As of now, this package has barely been used and is not sufficiently tested. If you encounter any issues please open a GitHub issue or contact me via email [email protected]. Also, please do not hesitate to send pull requests!
If you have comments on this or would like to contribute please email me ([email protected]) or open a pull request.
- Sick Point Transforms: KITTI-360 only provides poses at the rate of the Velodyne publishing speed. Sick points are published at four times the rate, which means most of the transforms for sick points have to rely on "old" position data.
- OXTS measurements: We are not yet publishing these.
- Camera Intrinsics: We are not sure 100% sure whether the camera intrinsics are published correctly (see NOTEs in code).
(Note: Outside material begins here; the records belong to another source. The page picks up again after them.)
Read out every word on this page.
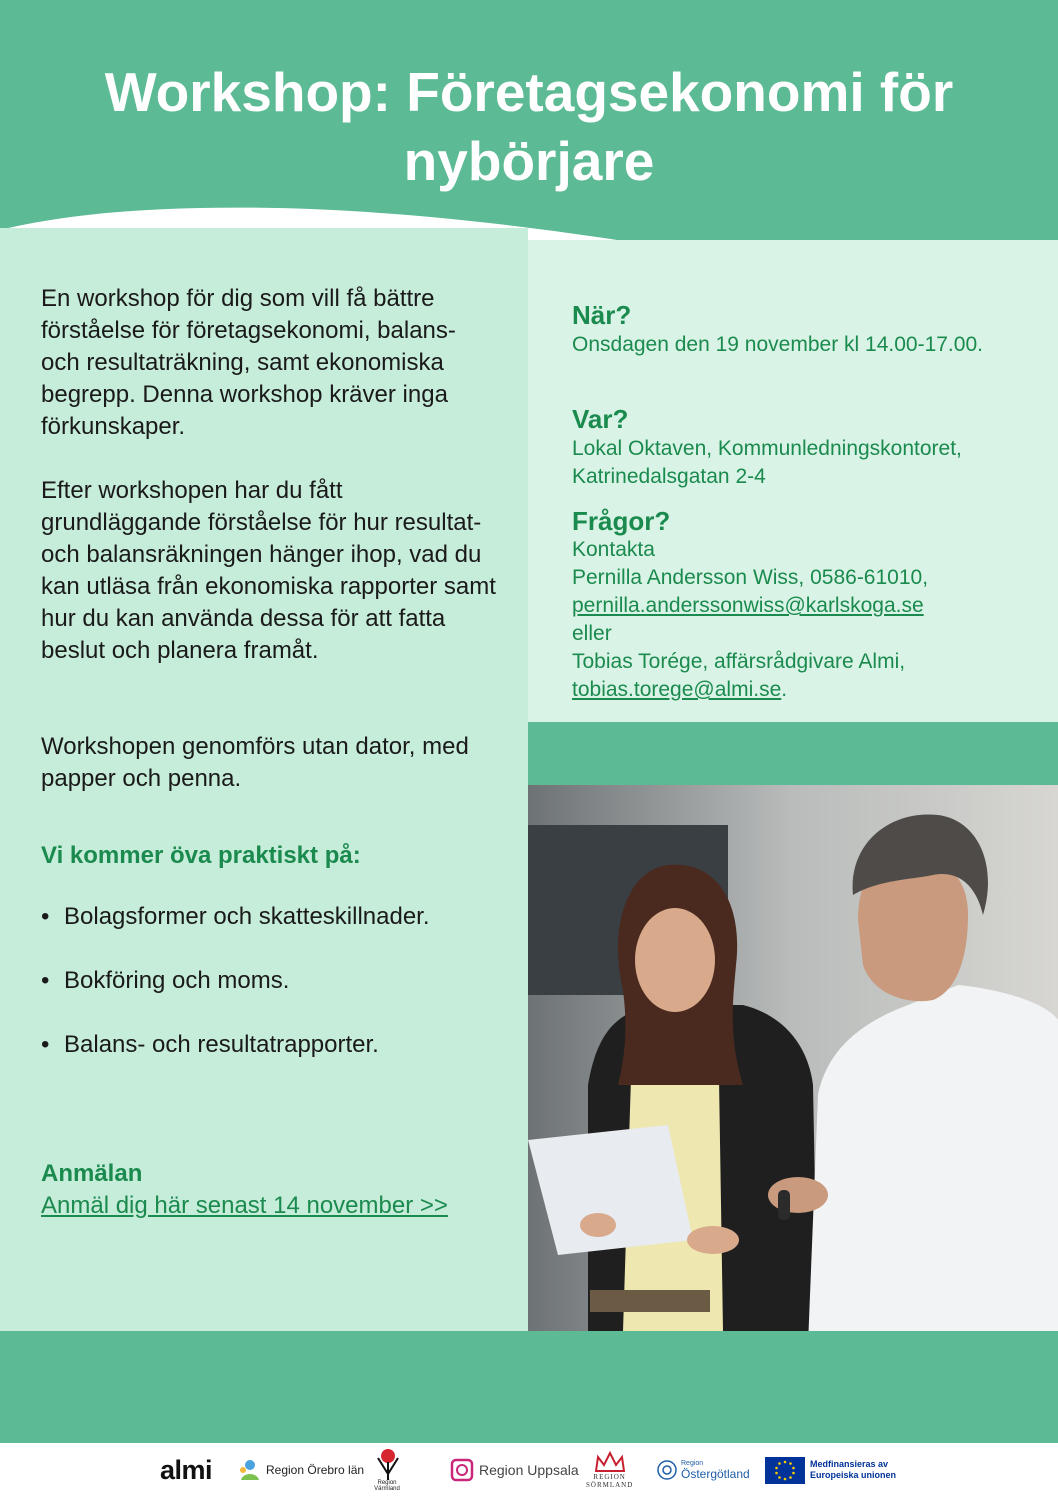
Workshop: Företagsekonomi för
nybörjare

En workshop för dig som vill få bättre förståelse för företagsekonomi, balans- och resultaträkning, samt ekonomiska begrepp. Denna workshop kräver inga förkunskaper.

Efter workshopen har du fått grundläggande förståelse för hur resultat- och balansräkningen hänger ihop, vad du kan utläsa från ekonomiska rapporter samt hur du kan använda dessa för att fatta beslut och planera framåt.

Workshopen genomförs utan dator, med papper och penna.

Vi kommer öva praktiskt på:
• Bolagsformer och skatteskillnader.
• Bokföring och moms.
• Balans- och resultatrapporter.
Anmälan
Anmäl dig här senast 14 november >>
När?

Onsdagen den 19 november kl 14.00-17.00.

Var?

Lokal Oktaven, Kommunledningskontoret,
Katrinedalsgatan 2-4

Frågor?

Kontakta
Pernilla Andersson Wiss, 0586-61010,
pernilla.anderssonwiss@karlskoga.se
eller
Tobias Torége, affärsrådgivare Almi,
tobias.torege@almi.se.

almi	Region Örebro län
Region
Värmland
Region Uppsala REGION
SÖRMLAND
Region
Östergötland
Medfinansieras av
Europeiska unionen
- Static Transforms: These are published from the launch file (
Kitti360.launch
). We computed the parameters by hand from the sketch on the KITTI360 website. There may be errors. - 3D Semantics and Bounding Boxes: The ranges specified in the filenames overlap in most cases (~15 frames). If we have the choice between two ranges we publish the one with the highest range, i.e., prefer 90-150 over 50-100 when the current frame is 95.
- Bounding Boxes: static and dynamic bounding boxes are handled the same way at the moment. This may need to be changed. The custom bounding box message contains a bool that represents whether it is dynamic or static.
- 3D Semantics: 3d semantics are accumulated to a range of frames in KITTI360. If there is no pointcloud for a given frame range then we publish nothing.
- Backwards Simulation and RVIZ: when going backwards in time, either by stepping or seeking, the visualization in rviz may not be correct. For example, when displaying the TF tree in rviz it only shows the latest transform but not the most recently published.
- The file
src/labels.py
is copied from the kitti360Scripts repository by the autonomousvision group.